Could you make it to the fence?

No matter how bad things looked, would you have the energy, the motivation, to take another breath, another step towards your that fence on your edge?

Would you consider the fence to be a barrier to keep you stuck or trapped?

Or would you consider the fence to be a beacon to strive for and allow you to break out?

I am the Founder and CEO of Coconut Avenue, Inc. (coconutavenue.com) a book publishing company.

One of the first books we published was a self-empowerment, motivational book written by a woman who had one simple life long desire, to be a runner.

However, she was born with Cystic Fibrosis (CF), a disease that affects the lungs and makes it difficult to breathe.

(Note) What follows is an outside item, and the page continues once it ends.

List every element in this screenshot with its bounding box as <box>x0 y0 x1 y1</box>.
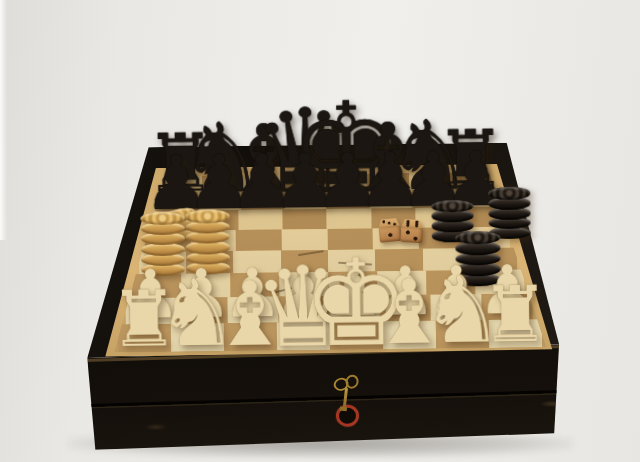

When she was a little girl, this author used to race her classmates to a rusty old fence that surrounded her grade school in Boston.  At first she was winning the races to the fence.  As the CF progressively got worse, she become slower and slower.  Eventually, she could not race anymore.  Even the simplest activities made it hard for her to breathe.

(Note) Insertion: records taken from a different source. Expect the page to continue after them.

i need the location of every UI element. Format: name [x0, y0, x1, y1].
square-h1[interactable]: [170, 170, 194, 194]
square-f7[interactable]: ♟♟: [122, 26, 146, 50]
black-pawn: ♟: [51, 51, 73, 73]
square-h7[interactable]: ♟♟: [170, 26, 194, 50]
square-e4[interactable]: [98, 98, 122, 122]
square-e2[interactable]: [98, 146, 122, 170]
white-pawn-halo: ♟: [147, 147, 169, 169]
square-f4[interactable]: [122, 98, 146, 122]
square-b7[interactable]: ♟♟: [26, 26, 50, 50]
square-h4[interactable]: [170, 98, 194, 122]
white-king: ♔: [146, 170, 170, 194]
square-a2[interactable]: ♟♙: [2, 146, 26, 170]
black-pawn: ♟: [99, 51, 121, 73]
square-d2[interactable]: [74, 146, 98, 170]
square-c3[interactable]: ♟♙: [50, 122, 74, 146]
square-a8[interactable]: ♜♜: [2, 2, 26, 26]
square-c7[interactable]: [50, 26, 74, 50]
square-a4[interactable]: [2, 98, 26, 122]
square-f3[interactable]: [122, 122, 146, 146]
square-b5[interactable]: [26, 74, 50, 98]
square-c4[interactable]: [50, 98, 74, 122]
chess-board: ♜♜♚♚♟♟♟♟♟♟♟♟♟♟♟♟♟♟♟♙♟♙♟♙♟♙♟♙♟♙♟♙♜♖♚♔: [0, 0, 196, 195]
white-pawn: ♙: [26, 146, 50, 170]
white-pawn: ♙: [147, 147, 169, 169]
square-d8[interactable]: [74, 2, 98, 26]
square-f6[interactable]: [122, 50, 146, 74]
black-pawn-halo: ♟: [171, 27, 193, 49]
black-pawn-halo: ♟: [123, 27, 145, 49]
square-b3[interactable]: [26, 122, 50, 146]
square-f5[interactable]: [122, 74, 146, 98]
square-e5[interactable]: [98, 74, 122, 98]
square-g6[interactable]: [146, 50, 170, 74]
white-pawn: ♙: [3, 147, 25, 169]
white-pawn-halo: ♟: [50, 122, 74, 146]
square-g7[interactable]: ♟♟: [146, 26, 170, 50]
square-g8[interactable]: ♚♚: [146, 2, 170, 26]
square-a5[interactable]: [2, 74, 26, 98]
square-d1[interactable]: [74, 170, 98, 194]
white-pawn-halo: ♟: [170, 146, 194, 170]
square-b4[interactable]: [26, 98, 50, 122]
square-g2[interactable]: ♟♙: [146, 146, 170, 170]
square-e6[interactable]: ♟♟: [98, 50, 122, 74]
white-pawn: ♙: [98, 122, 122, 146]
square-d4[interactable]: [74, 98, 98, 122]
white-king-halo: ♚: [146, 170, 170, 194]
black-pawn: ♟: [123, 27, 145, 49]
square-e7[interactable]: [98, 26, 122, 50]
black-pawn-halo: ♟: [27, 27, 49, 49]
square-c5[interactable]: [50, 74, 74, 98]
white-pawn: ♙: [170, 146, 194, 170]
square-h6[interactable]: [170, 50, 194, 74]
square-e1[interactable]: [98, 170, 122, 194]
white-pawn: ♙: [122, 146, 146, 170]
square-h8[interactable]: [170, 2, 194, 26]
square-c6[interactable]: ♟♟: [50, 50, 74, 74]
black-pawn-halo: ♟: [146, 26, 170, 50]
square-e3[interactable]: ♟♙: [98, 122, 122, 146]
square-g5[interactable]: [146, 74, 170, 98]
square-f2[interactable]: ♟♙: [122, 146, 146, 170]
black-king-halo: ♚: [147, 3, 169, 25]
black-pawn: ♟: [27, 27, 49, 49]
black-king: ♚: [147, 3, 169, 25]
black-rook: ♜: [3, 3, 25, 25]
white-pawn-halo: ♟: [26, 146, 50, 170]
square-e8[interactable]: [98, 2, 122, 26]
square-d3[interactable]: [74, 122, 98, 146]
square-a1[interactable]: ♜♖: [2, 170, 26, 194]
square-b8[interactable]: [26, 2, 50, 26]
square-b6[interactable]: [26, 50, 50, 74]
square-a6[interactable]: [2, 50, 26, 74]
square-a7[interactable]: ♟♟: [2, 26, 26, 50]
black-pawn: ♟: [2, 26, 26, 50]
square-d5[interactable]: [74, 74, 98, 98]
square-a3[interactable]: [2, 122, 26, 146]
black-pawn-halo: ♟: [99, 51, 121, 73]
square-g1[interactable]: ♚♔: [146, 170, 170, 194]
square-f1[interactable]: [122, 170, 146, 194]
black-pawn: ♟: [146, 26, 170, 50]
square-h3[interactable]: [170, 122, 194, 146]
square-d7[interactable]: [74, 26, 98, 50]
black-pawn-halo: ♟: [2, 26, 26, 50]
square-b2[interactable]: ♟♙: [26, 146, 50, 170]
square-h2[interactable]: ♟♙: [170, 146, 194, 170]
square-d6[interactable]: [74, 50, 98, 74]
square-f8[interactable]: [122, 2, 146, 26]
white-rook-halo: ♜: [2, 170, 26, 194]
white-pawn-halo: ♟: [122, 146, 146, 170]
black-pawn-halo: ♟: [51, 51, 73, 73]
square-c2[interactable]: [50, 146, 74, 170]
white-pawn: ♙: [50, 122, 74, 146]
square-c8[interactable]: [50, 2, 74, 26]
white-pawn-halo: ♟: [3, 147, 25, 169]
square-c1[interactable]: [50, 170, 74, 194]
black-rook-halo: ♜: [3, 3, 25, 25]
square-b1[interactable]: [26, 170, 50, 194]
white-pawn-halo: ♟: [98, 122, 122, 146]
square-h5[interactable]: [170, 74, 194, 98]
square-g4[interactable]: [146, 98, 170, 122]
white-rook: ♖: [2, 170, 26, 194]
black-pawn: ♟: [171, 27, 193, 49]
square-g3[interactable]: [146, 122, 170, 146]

Never losing site of her lifelong goal, she underwent a double lung transplant.  Her heart stopped twice on the operating table and she needed to be revived.  She died and came back to life.  They call her “The Phoenix Girl.”

After the transplant, she was indeed able to run with her new lungs.  One of the first things she did was go back to her grade school and run to that rusty old fence.  She could breathe.  She was winning races to that rusty old fence once again.

However, the transplant medications affected her kidneys and she eventually required a kidney transplant.  Another major, life threatening surgery.

After recovering from the kidney transplant, she was able to run again.

She not only become a runner, she became a professional runner.   A runner good enough to be offered a contract to run for Nike.

She carried the Olympic Torch.

She won medals in running events at the World Transplant Games.

She ran on a relay team that completed the Boston Marathon.

She become a mother.

She become an author.

She had fulfilled her life long desire to become a runner.  And so much more!

To her, that rusty old fence was a shiny beacon of escape to a new life and not a rusty old barrier that would keep her trapped.

You can read the whole inspiring story in the book “Seven Letters That Saved My Life,” by Dottie Lessard,  published by Coconut Avenue, Inc.

What would your edge be to achieve a life long dream?  A first organ transplant?  A second organ transplant?  One or more life threatening surgeries?  Or something much simpler?  Like making it to your own fence.

So, can you make it to the fence, whether your fence represents a barrier or a beacon to you?

After hearing a little bit of Dottie’s story, I would bet that you can.